Déplacements et floraison

Un coup de cœur du Carnet

Christine GUINARD, Autour de B., avec des photographies de France Dubois, Unicité, 2021, 13 €, ISBN : 978-2-37355-580-6

guinard autour de b« […] et rien ne pourrait rivaliser malgré le poids du ciel et le chaos des routes, avec l’aptitude singulière à creuser insensiblement le sillon du renouveau – la fraîcheur de l’eau du nord et l’entrebâillement des langues, des esprits et des corps traversés même loin des côtes par l’eau salée. »

Après son dernier recueil poétique, le merveilleux Sténopé (éditions Unicité), Christine Guinard nous revient avec un autre tout aussi merveilleux (et très différent) recueil, Autour de B., paru aux mêmes éditions. La quatrième de couverture développe le contexte de l’écriture : « Autour de B. évoque le retrait inquiétant mais splendide dans Bruxelles au printemps 2020, entre déambulation intérieure et avènement d’une floraison luxuriante. » Si le recueil est donc pleinement contextualisé, il acquiert pourtant, comme toujours chez Christine Guinard, une dimension intemporelle.

D’où vient cette dimension d’intemporalité qui frémit à la lecture de ce livre ? Sans doute du juste équilibre, dans l’écriture de Christine Guinard, entre habiter un corps et incarner un lieu. De l’un à l’autre, l’écriture est un vecteur de déplacement, une force de soulèvement et l’insufflation d’une transformation. Une floraison, pour ainsi dire, que viennent appuyer dans le présent recueil les photographies de France Dubois. À l’image des magnolias et cerisiers – motifs récurrents dans le texte de Christine Guinard, porteurs de sens – capturés par les photographies de France Dubois, le texte se lit, dirait-on, floralement.
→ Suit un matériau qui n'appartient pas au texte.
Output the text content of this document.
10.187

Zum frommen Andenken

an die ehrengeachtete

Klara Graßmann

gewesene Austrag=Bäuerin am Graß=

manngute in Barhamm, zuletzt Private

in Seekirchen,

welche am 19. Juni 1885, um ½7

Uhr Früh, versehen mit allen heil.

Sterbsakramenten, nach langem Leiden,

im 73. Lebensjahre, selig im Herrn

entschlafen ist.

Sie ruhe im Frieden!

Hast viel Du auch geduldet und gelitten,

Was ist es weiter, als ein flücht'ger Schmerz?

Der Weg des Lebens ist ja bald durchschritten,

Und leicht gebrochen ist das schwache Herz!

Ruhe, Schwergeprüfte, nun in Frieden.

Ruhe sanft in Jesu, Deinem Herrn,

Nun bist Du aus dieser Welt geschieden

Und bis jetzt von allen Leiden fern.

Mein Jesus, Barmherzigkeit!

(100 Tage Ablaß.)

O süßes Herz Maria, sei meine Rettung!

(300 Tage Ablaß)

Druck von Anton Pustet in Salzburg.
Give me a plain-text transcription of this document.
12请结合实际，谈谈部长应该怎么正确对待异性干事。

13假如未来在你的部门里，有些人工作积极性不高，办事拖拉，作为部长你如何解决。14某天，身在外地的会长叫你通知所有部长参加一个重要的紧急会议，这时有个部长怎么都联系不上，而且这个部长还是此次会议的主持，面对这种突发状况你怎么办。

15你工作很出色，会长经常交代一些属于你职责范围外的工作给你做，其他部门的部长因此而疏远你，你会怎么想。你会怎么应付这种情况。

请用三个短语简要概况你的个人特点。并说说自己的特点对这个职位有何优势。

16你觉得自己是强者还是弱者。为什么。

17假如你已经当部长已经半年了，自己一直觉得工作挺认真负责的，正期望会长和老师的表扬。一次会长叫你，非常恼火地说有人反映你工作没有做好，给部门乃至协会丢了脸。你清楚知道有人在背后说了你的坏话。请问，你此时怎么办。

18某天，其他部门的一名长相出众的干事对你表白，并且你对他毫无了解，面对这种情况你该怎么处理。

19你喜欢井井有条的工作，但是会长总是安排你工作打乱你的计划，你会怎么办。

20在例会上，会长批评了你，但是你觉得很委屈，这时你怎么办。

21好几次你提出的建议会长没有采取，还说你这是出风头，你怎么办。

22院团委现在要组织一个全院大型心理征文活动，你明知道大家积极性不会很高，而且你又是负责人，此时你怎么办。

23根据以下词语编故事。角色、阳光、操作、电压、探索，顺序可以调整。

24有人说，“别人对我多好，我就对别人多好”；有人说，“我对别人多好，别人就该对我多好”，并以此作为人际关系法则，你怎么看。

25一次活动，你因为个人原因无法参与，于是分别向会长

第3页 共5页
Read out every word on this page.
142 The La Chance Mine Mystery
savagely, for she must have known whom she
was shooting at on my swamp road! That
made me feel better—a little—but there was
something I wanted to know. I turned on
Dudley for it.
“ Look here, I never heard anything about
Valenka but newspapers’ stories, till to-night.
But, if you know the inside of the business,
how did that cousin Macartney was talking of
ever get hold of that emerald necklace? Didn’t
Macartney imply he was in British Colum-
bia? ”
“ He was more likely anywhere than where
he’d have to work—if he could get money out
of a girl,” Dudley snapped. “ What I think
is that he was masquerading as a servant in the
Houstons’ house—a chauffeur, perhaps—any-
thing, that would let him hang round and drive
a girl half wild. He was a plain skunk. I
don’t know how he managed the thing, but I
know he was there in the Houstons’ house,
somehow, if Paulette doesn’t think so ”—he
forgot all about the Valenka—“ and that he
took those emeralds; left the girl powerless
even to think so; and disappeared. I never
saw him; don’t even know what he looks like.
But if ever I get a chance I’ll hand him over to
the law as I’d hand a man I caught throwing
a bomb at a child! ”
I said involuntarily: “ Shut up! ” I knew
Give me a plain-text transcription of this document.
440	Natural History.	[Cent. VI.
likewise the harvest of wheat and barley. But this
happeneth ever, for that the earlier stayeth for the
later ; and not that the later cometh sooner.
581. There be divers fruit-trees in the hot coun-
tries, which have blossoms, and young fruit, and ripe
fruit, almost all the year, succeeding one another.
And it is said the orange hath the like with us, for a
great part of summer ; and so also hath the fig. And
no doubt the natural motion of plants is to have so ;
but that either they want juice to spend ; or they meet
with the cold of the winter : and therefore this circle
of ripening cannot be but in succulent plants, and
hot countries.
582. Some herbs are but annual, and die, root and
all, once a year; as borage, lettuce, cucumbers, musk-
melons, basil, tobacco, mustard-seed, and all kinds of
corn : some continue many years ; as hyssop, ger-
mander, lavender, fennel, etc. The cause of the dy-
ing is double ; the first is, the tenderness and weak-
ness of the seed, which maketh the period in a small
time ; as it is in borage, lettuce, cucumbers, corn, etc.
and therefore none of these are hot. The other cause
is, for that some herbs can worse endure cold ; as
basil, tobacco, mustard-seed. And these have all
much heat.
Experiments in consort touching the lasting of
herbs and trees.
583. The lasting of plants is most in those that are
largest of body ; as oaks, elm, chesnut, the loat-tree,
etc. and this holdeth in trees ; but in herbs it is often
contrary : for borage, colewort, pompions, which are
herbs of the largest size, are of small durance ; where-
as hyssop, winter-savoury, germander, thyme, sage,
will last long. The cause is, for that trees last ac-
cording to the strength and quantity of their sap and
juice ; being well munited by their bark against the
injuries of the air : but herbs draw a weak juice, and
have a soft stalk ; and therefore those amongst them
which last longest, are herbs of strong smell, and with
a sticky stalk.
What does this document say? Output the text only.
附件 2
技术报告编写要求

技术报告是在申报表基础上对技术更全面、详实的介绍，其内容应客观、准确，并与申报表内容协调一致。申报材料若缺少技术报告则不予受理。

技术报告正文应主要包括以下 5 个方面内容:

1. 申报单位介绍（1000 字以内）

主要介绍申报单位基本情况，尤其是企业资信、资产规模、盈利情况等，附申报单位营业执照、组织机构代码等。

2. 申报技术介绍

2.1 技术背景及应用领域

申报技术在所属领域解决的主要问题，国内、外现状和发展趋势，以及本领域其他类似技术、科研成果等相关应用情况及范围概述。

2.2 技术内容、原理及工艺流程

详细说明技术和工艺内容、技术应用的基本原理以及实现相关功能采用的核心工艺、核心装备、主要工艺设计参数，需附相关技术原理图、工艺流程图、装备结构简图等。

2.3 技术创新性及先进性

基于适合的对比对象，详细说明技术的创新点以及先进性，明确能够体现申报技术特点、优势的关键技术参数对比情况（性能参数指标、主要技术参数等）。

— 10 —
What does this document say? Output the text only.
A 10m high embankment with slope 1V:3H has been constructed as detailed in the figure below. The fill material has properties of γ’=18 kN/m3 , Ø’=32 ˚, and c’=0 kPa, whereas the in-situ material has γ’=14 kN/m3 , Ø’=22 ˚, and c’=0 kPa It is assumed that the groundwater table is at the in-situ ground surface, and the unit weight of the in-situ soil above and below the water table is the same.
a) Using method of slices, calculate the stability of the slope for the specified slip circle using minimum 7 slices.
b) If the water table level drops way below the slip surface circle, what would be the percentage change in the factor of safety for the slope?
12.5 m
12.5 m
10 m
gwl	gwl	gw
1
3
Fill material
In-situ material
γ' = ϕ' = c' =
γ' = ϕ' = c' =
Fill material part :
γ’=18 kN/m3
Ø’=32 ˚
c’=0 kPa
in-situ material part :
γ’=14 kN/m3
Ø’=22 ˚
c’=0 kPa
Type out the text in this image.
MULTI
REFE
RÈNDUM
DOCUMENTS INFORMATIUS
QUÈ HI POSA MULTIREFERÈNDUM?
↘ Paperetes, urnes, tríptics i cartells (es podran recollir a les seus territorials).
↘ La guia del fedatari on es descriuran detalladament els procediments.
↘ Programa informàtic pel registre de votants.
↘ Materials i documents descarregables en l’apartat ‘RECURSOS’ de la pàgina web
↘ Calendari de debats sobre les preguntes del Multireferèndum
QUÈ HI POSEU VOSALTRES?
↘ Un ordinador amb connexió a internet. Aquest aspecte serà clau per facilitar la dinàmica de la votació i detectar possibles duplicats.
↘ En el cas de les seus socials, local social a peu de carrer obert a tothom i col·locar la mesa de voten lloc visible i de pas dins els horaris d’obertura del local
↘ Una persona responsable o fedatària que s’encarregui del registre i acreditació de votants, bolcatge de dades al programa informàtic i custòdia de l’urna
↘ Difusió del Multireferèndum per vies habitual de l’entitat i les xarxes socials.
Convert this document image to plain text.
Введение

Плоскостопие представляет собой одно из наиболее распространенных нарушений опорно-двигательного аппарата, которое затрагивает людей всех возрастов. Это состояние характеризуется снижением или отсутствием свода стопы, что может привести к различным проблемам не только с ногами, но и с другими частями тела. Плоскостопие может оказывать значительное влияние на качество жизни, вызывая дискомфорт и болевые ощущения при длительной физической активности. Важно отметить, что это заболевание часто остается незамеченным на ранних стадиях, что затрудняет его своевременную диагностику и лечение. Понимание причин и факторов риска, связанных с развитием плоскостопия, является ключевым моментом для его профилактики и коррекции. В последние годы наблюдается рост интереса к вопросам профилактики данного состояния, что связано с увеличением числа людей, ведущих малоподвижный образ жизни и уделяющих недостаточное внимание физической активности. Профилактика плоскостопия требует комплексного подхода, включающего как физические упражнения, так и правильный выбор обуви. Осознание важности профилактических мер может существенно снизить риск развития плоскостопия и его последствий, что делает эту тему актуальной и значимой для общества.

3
nous vivions en marge et déployés comptant sur B. qui régénérait son ciel et poussait à bout de pore les oiseaux éberlués 

Florale, en effet, que cette écriture qui épouse les linéaments d’une sève intérieure, d’un désir de poussée et d’élévation – entre le « ventre » et les « poumons ». Comme parallèlement aux trajets entre ces deux lieux corporels prégnants dans l’écriture de Christine Guinard, le sujet lyrique se meut, au moyen de la marche, de la course ou de la réminiscence, entre B. et P. (à savoir Bruxelles et Paris évoqués par une simple initiale qui appuie la dimension d’intemporalité précédemment évoquée). Entre B. et P. certes, mais l’horizon de l’écriture est bien celui de l’immensité – le mot par lequel Christine Guinard désigne ce mouvement d’indistinction entre l’âme et le corps.

Scandé en une vingtaine de textes de longueur plus ou moins égale, au travers d’un style aussi déployé que fluide, ce recueil tourne autour d’un élément précis : c’est en habitant notre centre que le regard se diffuse vers nos périphéries. En effet, comme dans Sténopé, la fonction de l’œil et du regard n’est autre que de se rendre sensible à l’envers des formes visibles. Nos périphéries deviennent alors comme autant de perspectives multiples, inquiétantes parfois, mais toujours puissamment transformatrices : « […] attendre de voir serait la condition de survie d’un univers entier ».